Photo: V. V. Krishnan

Easing studies: Audio Book Reader developer Shirish Darwhekar with visually-impaired persons demonstrating the use of the pocket-sized device in New Delhi on Monday.

NEW DELHI: A pocket-sized device called the Audio Book Reader (ABR) was launched here on Monday by Saksham, a Nagpur-based non-government organisation, to enable the visually-impaired to pursue their studies with greater ease. The device has been in use since 2008, when it was launched in Nagpur.

“The main feature of the ABR is that it reads audio files as opposed to other learning aids which read text files,” said Saksham special projects director Shirish Darwhekar at a press conference here.

“The ABR, which can store up to 60 hours of audio, is designed to read audio files that can be randomly accessed. The device is a compact model with mobility and has embossed buttons and a voice menu that make for easy navigation. The buttons help the user to identify book titles and directly access chapters.
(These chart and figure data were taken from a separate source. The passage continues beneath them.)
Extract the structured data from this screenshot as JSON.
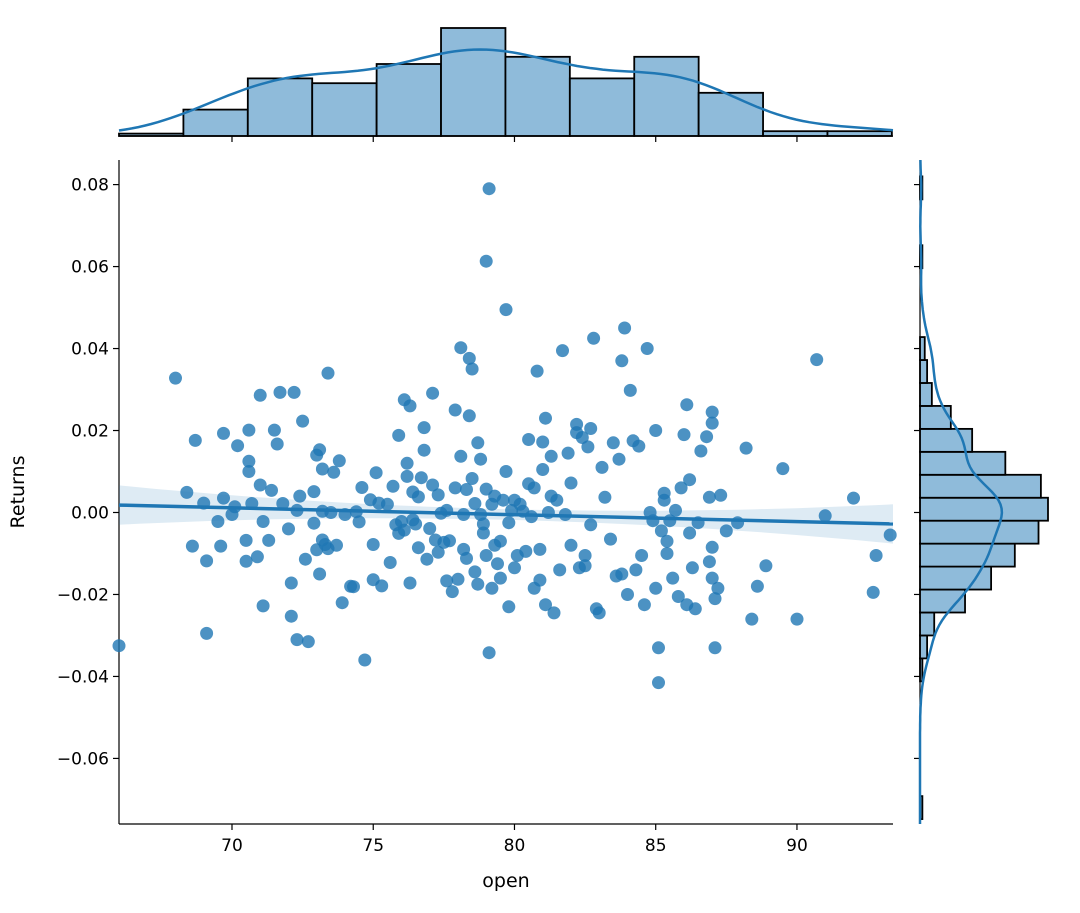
{
  "chart_data": {
    "type": "scatter",
    "kind": "jointplot with regression and marginal histograms",
    "xlabel": "open",
    "ylabel": "Returns",
    "xlim": [
      66,
      93.4
    ],
    "ylim": [
      -0.076,
      0.086
    ],
    "x_ticks": [
      70,
      75,
      80,
      85,
      90
    ],
    "y_ticks": [
      -0.06,
      -0.04,
      -0.02,
      0.0,
      0.02,
      0.04,
      0.06,
      0.08
    ],
    "x_tick_labels": [
      "70",
      "75",
      "80",
      "85",
      "90"
    ],
    "y_tick_labels": [
      "−0.06",
      "−0.04",
      "−0.02",
      "0.00",
      "0.02",
      "0.04",
      "0.06",
      "0.08"
    ],
    "grid": false,
    "color": "#1f77b4",
    "hist_fill": "#8fbbda",
    "regression": {
      "slope": -0.000168,
      "intercept": 0.0129,
      "ci_halfwidth_edge": 0.0048,
      "ci_halfwidth_center": 0.0013
    },
    "points": [
      [
        66.0,
        -0.0325
      ],
      [
        68.0,
        0.0328
      ],
      [
        68.4,
        0.0049
      ],
      [
        68.6,
        -0.0082
      ],
      [
        68.7,
        0.0176
      ],
      [
        69.0,
        0.0023
      ],
      [
        69.1,
        -0.0118
      ],
      [
        69.1,
        -0.0295
      ],
      [
        69.5,
        -0.0022
      ],
      [
        69.6,
        -0.0082
      ],
      [
        69.7,
        0.0193
      ],
      [
        69.7,
        0.0035
      ],
      [
        70.0,
        -0.0005
      ],
      [
        70.1,
        0.0014
      ],
      [
        70.2,
        0.0163
      ],
      [
        70.5,
        -0.0068
      ],
      [
        70.5,
        -0.0119
      ],
      [
        70.6,
        0.0201
      ],
      [
        70.6,
        0.0125
      ],
      [
        70.6,
        0.01
      ],
      [
        70.7,
        0.0022
      ],
      [
        70.9,
        -0.0108
      ],
      [
        71.0,
        0.0067
      ],
      [
        71.0,
        0.0286
      ],
      [
        71.1,
        -0.0022
      ],
      [
        71.1,
        -0.0228
      ],
      [
        71.3,
        -0.0068
      ],
      [
        71.4,
        0.0054
      ],
      [
        71.5,
        0.0201
      ],
      [
        71.6,
        0.0167
      ],
      [
        71.7,
        0.0293
      ],
      [
        71.8,
        0.0022
      ],
      [
        72.0,
        -0.004
      ],
      [
        72.1,
        -0.0172
      ],
      [
        72.1,
        -0.0253
      ],
      [
        72.2,
        0.0293
      ],
      [
        72.3,
        -0.031
      ],
      [
        72.3,
        0.0005
      ],
      [
        72.4,
        0.004
      ],
      [
        72.5,
        0.0223
      ],
      [
        72.6,
        -0.0114
      ],
      [
        72.7,
        -0.0315
      ],
      [
        72.9,
        0.0051
      ],
      [
        72.9,
        -0.0026
      ],
      [
        73.0,
        0.014
      ],
      [
        73.0,
        -0.0091
      ],
      [
        73.1,
        0.0153
      ],
      [
        73.1,
        -0.015
      ],
      [
        73.2,
        0.0106
      ],
      [
        73.2,
        -0.0067
      ],
      [
        73.2,
        0.0003
      ],
      [
        73.3,
        -0.0078
      ],
      [
        73.4,
        0.034
      ],
      [
        73.4,
        -0.0088
      ],
      [
        73.5,
        0.0
      ],
      [
        73.6,
        0.0098
      ],
      [
        73.7,
        -0.008
      ],
      [
        73.8,
        0.0126
      ],
      [
        73.9,
        -0.022
      ],
      [
        74.0,
        -0.0005
      ],
      [
        74.2,
        -0.018
      ],
      [
        74.3,
        -0.0181
      ],
      [
        74.4,
        0.0002
      ],
      [
        74.5,
        -0.0023
      ],
      [
        74.6,
        0.0061
      ],
      [
        74.7,
        -0.036
      ],
      [
        74.9,
        0.0031
      ],
      [
        75.0,
        -0.0078
      ],
      [
        75.0,
        -0.0164
      ],
      [
        75.1,
        0.0097
      ],
      [
        75.2,
        0.0023
      ],
      [
        75.3,
        -0.0179
      ],
      [
        75.5,
        0.002
      ],
      [
        75.6,
        -0.0122
      ],
      [
        75.7,
        0.0064
      ],
      [
        75.8,
        -0.003
      ],
      [
        75.9,
        -0.0051
      ],
      [
        75.9,
        0.0188
      ],
      [
        76.0,
        -0.0022
      ],
      [
        76.1,
        0.0275
      ],
      [
        76.1,
        -0.0043
      ],
      [
        76.2,
        0.012
      ],
      [
        76.2,
        0.0088
      ],
      [
        76.3,
        0.026
      ],
      [
        76.3,
        -0.0172
      ],
      [
        76.4,
        -0.0018
      ],
      [
        76.4,
        0.005
      ],
      [
        76.5,
        -0.0028
      ],
      [
        76.6,
        0.0038
      ],
      [
        76.6,
        -0.0086
      ],
      [
        76.7,
        0.0085
      ],
      [
        76.8,
        0.0152
      ],
      [
        76.8,
        0.0207
      ],
      [
        76.9,
        -0.0114
      ],
      [
        77.0,
        -0.0039
      ],
      [
        77.1,
        0.0067
      ],
      [
        77.1,
        0.0291
      ],
      [
        77.2,
        -0.0067
      ],
      [
        77.3,
        -0.0097
      ],
      [
        77.3,
        0.0043
      ],
      [
        77.4,
        -0.0002
      ],
      [
        77.5,
        -0.0073
      ],
      [
        77.6,
        -0.0167
      ],
      [
        77.6,
        0.0005
      ],
      [
        77.7,
        -0.0069
      ],
      [
        77.8,
        -0.0193
      ],
      [
        77.9,
        0.006
      ],
      [
        77.9,
        0.025
      ],
      [
        78.0,
        -0.0163
      ],
      [
        78.1,
        0.0137
      ],
      [
        78.1,
        0.0402
      ],
      [
        78.2,
        -0.0005
      ],
      [
        78.2,
        -0.009
      ],
      [
        78.3,
        0.0056
      ],
      [
        78.3,
        -0.0112
      ],
      [
        78.4,
        0.0236
      ],
      [
        78.4,
        0.0376
      ],
      [
        78.5,
        0.0083
      ],
      [
        78.5,
        0.035
      ],
      [
        78.6,
        0.0022
      ],
      [
        78.6,
        -0.0145
      ],
      [
        78.7,
        -0.0175
      ],
      [
        78.7,
        0.017
      ],
      [
        78.8,
        -0.0005
      ],
      [
        78.8,
        0.013
      ],
      [
        78.9,
        -0.0028
      ],
      [
        78.9,
        -0.005
      ],
      [
        79.0,
        0.0057
      ],
      [
        79.0,
        -0.0105
      ],
      [
        79.0,
        0.0613
      ],
      [
        79.1,
        0.079
      ],
      [
        79.1,
        -0.0342
      ],
      [
        79.2,
        -0.0185
      ],
      [
        79.2,
        0.002
      ],
      [
        79.3,
        -0.008
      ],
      [
        79.3,
        0.004
      ],
      [
        79.4,
        -0.0125
      ],
      [
        79.5,
        -0.016
      ],
      [
        79.5,
        -0.007
      ],
      [
        79.6,
        0.003
      ],
      [
        79.7,
        0.01
      ],
      [
        79.7,
        0.0495
      ],
      [
        79.8,
        -0.0025
      ],
      [
        79.8,
        -0.023
      ],
      [
        79.9,
        0.0005
      ],
      [
        80.0,
        -0.0135
      ],
      [
        80.0,
        0.003
      ],
      [
        80.1,
        -0.0105
      ],
      [
        80.2,
        0.002
      ],
      [
        80.3,
        0.0003
      ],
      [
        80.4,
        -0.0095
      ],
      [
        80.5,
        0.007
      ],
      [
        80.5,
        0.0178
      ],
      [
        80.6,
        -0.001
      ],
      [
        80.7,
        -0.0185
      ],
      [
        80.7,
        0.006
      ],
      [
        80.8,
        0.0345
      ],
      [
        80.9,
        -0.0165
      ],
      [
        80.9,
        -0.009
      ],
      [
        81.0,
        0.0105
      ],
      [
        81.0,
        0.0172
      ],
      [
        81.1,
        -0.0225
      ],
      [
        81.1,
        0.023
      ],
      [
        81.2,
        0.0
      ],
      [
        81.3,
        0.004
      ],
      [
        81.3,
        0.0137
      ],
      [
        81.4,
        -0.0245
      ],
      [
        81.5,
        0.003
      ],
      [
        81.6,
        -0.014
      ],
      [
        81.7,
        0.0395
      ],
      [
        81.8,
        -0.0005
      ],
      [
        81.9,
        0.0145
      ],
      [
        82.0,
        0.0072
      ],
      [
        82.0,
        -0.008
      ],
      [
        82.2,
        0.0215
      ],
      [
        82.2,
        0.0195
      ],
      [
        82.3,
        -0.0135
      ],
      [
        82.4,
        0.0183
      ],
      [
        82.5,
        -0.0105
      ],
      [
        82.5,
        -0.013
      ],
      [
        82.6,
        0.016
      ],
      [
        82.7,
        -0.003
      ],
      [
        82.7,
        0.0205
      ],
      [
        82.8,
        0.0425
      ],
      [
        82.9,
        -0.0235
      ],
      [
        83.0,
        -0.0245
      ],
      [
        83.1,
        0.011
      ],
      [
        83.2,
        0.0037
      ],
      [
        83.4,
        -0.0065
      ],
      [
        83.5,
        0.017
      ],
      [
        83.6,
        -0.0155
      ],
      [
        83.7,
        0.013
      ],
      [
        83.8,
        -0.015
      ],
      [
        83.8,
        0.037
      ],
      [
        83.9,
        0.045
      ],
      [
        84.0,
        -0.02
      ],
      [
        84.1,
        0.0298
      ],
      [
        84.2,
        0.0175
      ],
      [
        84.3,
        -0.014
      ],
      [
        84.4,
        0.0162
      ],
      [
        84.5,
        -0.0105
      ],
      [
        84.6,
        -0.0225
      ],
      [
        84.7,
        0.04
      ],
      [
        84.8,
        0.0
      ],
      [
        84.9,
        -0.002
      ],
      [
        85.0,
        -0.0185
      ],
      [
        85.0,
        0.02
      ],
      [
        85.1,
        -0.033
      ],
      [
        85.1,
        -0.0415
      ],
      [
        85.2,
        -0.0045
      ],
      [
        85.3,
        0.0047
      ],
      [
        85.3,
        0.003
      ],
      [
        85.4,
        -0.01
      ],
      [
        85.4,
        -0.007
      ],
      [
        85.5,
        -0.002
      ],
      [
        85.6,
        -0.016
      ],
      [
        85.7,
        0.0005
      ],
      [
        85.8,
        -0.0205
      ],
      [
        85.9,
        0.006
      ],
      [
        86.0,
        0.019
      ],
      [
        86.1,
        0.0263
      ],
      [
        86.1,
        -0.0225
      ],
      [
        86.2,
        -0.005
      ],
      [
        86.2,
        0.008
      ],
      [
        86.3,
        -0.0135
      ],
      [
        86.4,
        -0.0235
      ],
      [
        86.5,
        -0.0025
      ],
      [
        86.6,
        0.015
      ],
      [
        86.8,
        0.0185
      ],
      [
        86.9,
        -0.012
      ],
      [
        86.9,
        0.0037
      ],
      [
        87.0,
        0.0245
      ],
      [
        87.0,
        0.0218
      ],
      [
        87.0,
        -0.0085
      ],
      [
        87.0,
        -0.016
      ],
      [
        87.1,
        -0.033
      ],
      [
        87.1,
        -0.021
      ],
      [
        87.2,
        -0.0185
      ],
      [
        87.3,
        0.0042
      ],
      [
        87.5,
        -0.0045
      ],
      [
        87.9,
        -0.0025
      ],
      [
        88.2,
        0.0157
      ],
      [
        88.4,
        -0.026
      ],
      [
        88.6,
        -0.018
      ],
      [
        88.9,
        -0.013
      ],
      [
        89.5,
        0.0107
      ],
      [
        90.0,
        -0.026
      ],
      [
        90.7,
        0.0373
      ],
      [
        91.0,
        -0.0008
      ],
      [
        92.0,
        0.0035
      ],
      [
        92.7,
        -0.0195
      ],
      [
        92.8,
        -0.0105
      ],
      [
        93.3,
        -0.0055
      ]
    ],
    "top_histogram": {
      "bin_edges": [
        66.0,
        68.28,
        70.56,
        72.84,
        75.12,
        77.4,
        79.68,
        81.96,
        84.24,
        86.52,
        88.8,
        91.08,
        93.36
      ],
      "counts": [
        1,
        11,
        24,
        22,
        30,
        45,
        33,
        24,
        33,
        18,
        2,
        2
      ]
    },
    "right_histogram": {
      "bin_edges": [
        -0.0748,
        -0.0692,
        -0.0636,
        -0.058,
        -0.0524,
        -0.0468,
        -0.0412,
        -0.0356,
        -0.03,
        -0.0244,
        -0.0188,
        -0.0132,
        -0.0076,
        -0.002,
        0.0036,
        0.0092,
        0.0148,
        0.0204,
        0.026,
        0.0316,
        0.0372,
        0.0428,
        0.0484,
        0.054,
        0.0596,
        0.0652,
        0.0708,
        0.0764,
        0.082
      ],
      "counts": [
        1,
        0,
        0,
        0,
        0,
        0,
        1,
        3,
        6,
        19,
        30,
        40,
        50,
        54,
        51,
        36,
        22,
        13,
        5,
        3,
        2,
        0,
        0,
        0,
        1,
        0,
        0,
        1
      ]
    }
  }
}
It has a bookmark facility whereby the user can resume from where he had left. The ABR comes with an external 2 GB memory card and a lithium ion rechargeable battery which can provide backup for eight hours. Audio files of any language can be uploaded to the device. The ABR is also available with audio distribution facility,” he added.

More than a crore

Explaining the need for ABRs, Mr. Darwhekar said: “According to the 2001 Census, there are 1.06 crore people in India who are visually-impaired. Of these, about 56 lakh are literate. In the absence of Braille books for complete course material, the devices that aid the visually-impaired in their studies are audio cassettes and compact discs. While compact discs get scratched and spoilt easily, audio cassettes too are becoming obsolete. More than 100 audio cassettes are needed to store the study material of Class X syllabus while even a greater number is required to store Class XII syllabus.”

He said there were special devices manufactured abroad for the visually-impaired which, however, were costly and not compatible with all languages.

Ramdas, a visually-challenged student of Delhi University, said: “Many visually-impaired students use MP3 pen drives. However, these devices cannot identify book title or chapter. Switching it on and off is complicated. However, an ABR does not have these problems. There is also the benefit of an external memory which can be extended at will. One can still store six-seven memory cards rather than 250 audio cassettes.”

Priced at Rs.4,000 apiece for personal use and Rs.5,000 for a classroom set-up with amplified speakers, these devices are not available in the open market. “The device has been invented for the visually-impaired and we want it to be available only to them. Therefore we are offering ABRs through channelised markets,” said Mr. Darwhekar.